Working as a Senior Consultant for Skype for Business, Exchange, and Office 365.


  1. I feel the entire industry, (starting with those “well-informed” experts) are just the peasants on a chessboard, serving the interest of the bullsht bingo team who invented this whole Sof nonsense, and thanks to those selfimportant people, this idiotic collection of useless doc package spreads like the next plague. (no need to agree with me though)

    • But a lot of people DO agree with you. I’m still mildly optimistic that some good will come of it, even if that only means a few more Network Assessments are done, or some more clients hear about User Adoption activities they’d not previously thought about. It’s just a shame it’s an unnecessary struggle for anybody to get through only to learn there’s perhaps very very little difference to how they already work – but suddenly their way is not good enough, where in reality – common sense and experience goes along way.

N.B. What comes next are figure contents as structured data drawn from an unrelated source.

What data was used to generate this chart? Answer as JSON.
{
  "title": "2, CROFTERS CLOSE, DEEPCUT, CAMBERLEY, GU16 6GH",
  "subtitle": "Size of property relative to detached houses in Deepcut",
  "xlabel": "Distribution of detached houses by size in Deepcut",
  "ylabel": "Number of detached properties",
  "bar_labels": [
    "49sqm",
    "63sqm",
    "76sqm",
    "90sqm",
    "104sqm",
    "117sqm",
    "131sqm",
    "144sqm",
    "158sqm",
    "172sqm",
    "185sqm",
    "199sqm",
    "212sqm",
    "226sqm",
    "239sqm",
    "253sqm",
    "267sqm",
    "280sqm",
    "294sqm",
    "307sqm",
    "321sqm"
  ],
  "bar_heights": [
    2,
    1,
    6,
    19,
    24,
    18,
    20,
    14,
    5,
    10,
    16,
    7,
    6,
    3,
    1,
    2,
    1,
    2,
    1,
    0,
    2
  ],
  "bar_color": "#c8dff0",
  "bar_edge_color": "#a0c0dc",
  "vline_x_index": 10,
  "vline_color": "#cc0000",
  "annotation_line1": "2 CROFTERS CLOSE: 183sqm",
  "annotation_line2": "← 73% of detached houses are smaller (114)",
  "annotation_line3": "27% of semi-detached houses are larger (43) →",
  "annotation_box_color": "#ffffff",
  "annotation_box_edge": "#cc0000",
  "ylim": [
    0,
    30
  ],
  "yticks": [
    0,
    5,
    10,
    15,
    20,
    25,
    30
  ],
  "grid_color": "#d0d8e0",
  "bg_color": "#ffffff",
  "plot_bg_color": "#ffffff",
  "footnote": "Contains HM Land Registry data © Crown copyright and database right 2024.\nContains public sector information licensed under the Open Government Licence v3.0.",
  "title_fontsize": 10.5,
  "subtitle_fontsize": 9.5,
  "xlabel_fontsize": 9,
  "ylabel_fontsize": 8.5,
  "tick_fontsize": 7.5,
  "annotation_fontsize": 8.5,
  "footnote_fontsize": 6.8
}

      Thanks for your comment John.

  2. @Graham: exactly what I think! The MSFT people in their ivory tower in the far-far Redmond seem to be some kind of aliens, if they really believe, nobody else on the planet thinks you have to “‘PLAN” (omg, really?) or “DELIVER” (really buddy, do I have to deliver? who would have thought that??) or “OPERATE” (no kidding??). And all these blind UC evangelists flood twitter with that SOF crap. I wonder if any of them actually read that whole pile of obvious-BS… then would shamefully revoke all his/her praising tweets in a second.

    Captain Obvious would be spinning in his grave about these smart@sses. The people in Redmond who produce this crap would really need to regularly and mandatory leave their campus for a couple of days, and MEET with people in the real world. Amazing, what living in a fenced campus do to your perception of what outside the fences customers expect from you as a vendor.